Tom Jansson, secretary of the National Association of Certified Home Inspectors Chicagoland Chapter, says while the inspection for a foreclosed home is the same as with other real estate there are areas inspectors are looking at more closely such as water infiltration or burst pipes.
"What happens to houses in foreclosure is they simply deteriorate from neglect," he says adding that banks don't typically know how to maintain or safeguard the homes.
In Chicago, for example, it is important to winterize a home, particularly if it is vacant, to avoid burst pipes and water damage.
Jansson says in foreclosure the problems are often something that would have otherwise been fixed, but has been exacerbated by the neglect.
"If there's a roof leak chances are it's really bad," he says.
Jansson says there are also many homes that were built during the real estate boom that were poorly built to begin with and when you add several years of neglect there can be more serious problems such as structural damage.
As with any home inspection, Jansson says the key to choosing someone to inspect a home is to make sure they are licensed. It is easy to check by going to www.idfpr.com/dpr/licenselookup - the Illinois Division of Professional Regulation's license look-up. He says it is also a benefit to hire someone involved with a professional association such as NACHI or the American Society of Home Inspectors.
"That is evidence they are committed to their profession and continuing education," he says.
There are some foreclosed properties that are sold "as is" or with no inspection, Jansson says, but he suggests an inspection can be requested anyway.

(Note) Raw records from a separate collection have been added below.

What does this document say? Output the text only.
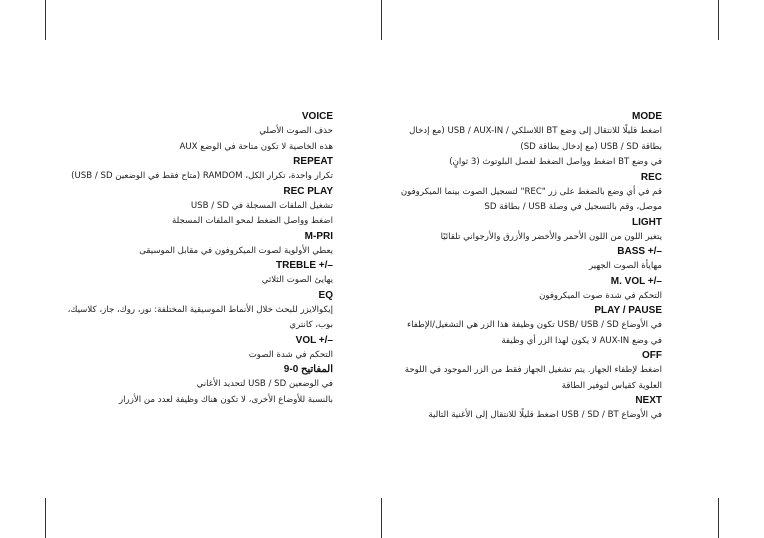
MODE
اضغط قليلًا للانتقال إلى وضع BT اللاسلكي / USB / AUX-IN (مع إدخال
بطاقة USB / SD (مع إدخال بطاقة SD)
في وضع BT اضغط وواصل الضغط لفصل البلوتوث (3 ثوانٍ)
REC
قم في أي وضع بالضغط على زر "REC" لتسجيل الصوت بينما الميكروفون
موصل، وقم بالتسجيل في وصلة USB / بطاقة SD
LIGHT
يتغير اللون من اللون الأحمر والأخضر والأزرق والأرجواني تلقائيًا
BASS +/–
مهايأة الصوت الجهير
M. VOL +/–
التحكم في شدة صوت الميكروفون
PLAY / PAUSE
في الأوضاع USB/ USB / SD تكون وظيفة هذا الزر هي التشغيل/الإطفاء
في وضع AUX-IN لا يكون لهذا الزر أي وظيفة
OFF
اضغط لإطفاء الجهاز. يتم تشغيل الجهاز فقط من الزر الموجود في اللوحة
العلوية كقياس لتوفير الطاقة
NEXT
في الأوضاع USB / SD / BT اضغط قليلًا للانتقال إلى الأغنية التالية
VOICE
حذف الصوت الأصلي
هذه الخاصية لا تكون متاحة في الوضع AUX
REPEAT
تكرار واحدة، تكرار الكل، RAMDOM (متاح فقط في الوضعين USB / SD)
REC PLAY
تشغيل الملفات المسجلة في USB / SD
اضغط وواصل الضغط لمحو الملفات المسجلة
M-PRI
يعطي الأولوية لصوت الميكروفون في مقابل الموسيقى
TREBLE +/–
يهايئ الصوت الثلاثي
EQ
إيكوالايزر للبحث خلال الأنماط الموسيقية المختلفة: نور، روك، جاز، كلاسيك،
بوب، كانتري
VOL +/–
التحكم في شدة الصوت
المفاتيح 0-9
في الوضعين USB / SD لتحديد الأغاني
بالنسبة للأوضاع الأخرى، لا تكون هناك وظيفة لعدد من الأزرار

Typically if someone is motivated to sell they may be willing to allow an inspection. It may mean the property will still sell "as is" but the buyer will have a better idea what they are purchasing.
While an inspector is barred by law to advise a client whether they should purchase a property, Jansson says they can be very helpful in determining the scope of work that needs to be done.
The key to keep in mind, however, is that inspectors can only advise on the issues that are visible.
"There is no inspector out there with X-ray vision," Jansson says.
Damage can sometimes be hidden and issues real estate agents have found such as concrete poured in the pipes might only be evident if the water is turned on.
Jansson says he has a good eye for seeing areas where paint doesn't match on a ceiling that would prompt him to go into an attic to check for moisture or other little clues an experienced inspector would notice. But, if someone was clever enough, damage behind the scenes could go undetected.
Jansson suggests, especially with a foreclosed property, to hire a licensed inspector and not rely on a handy family member or friend who is a plumber to do the job.
"We are generalists with experience with every major system in the house," Jansson says. "We have no financial stake in the outcome of the sale. We are an unbiased third party."
Jansson says that is important because it isn't unusual for someone to fall in love with a house and not be able to see the repairs that need to be done.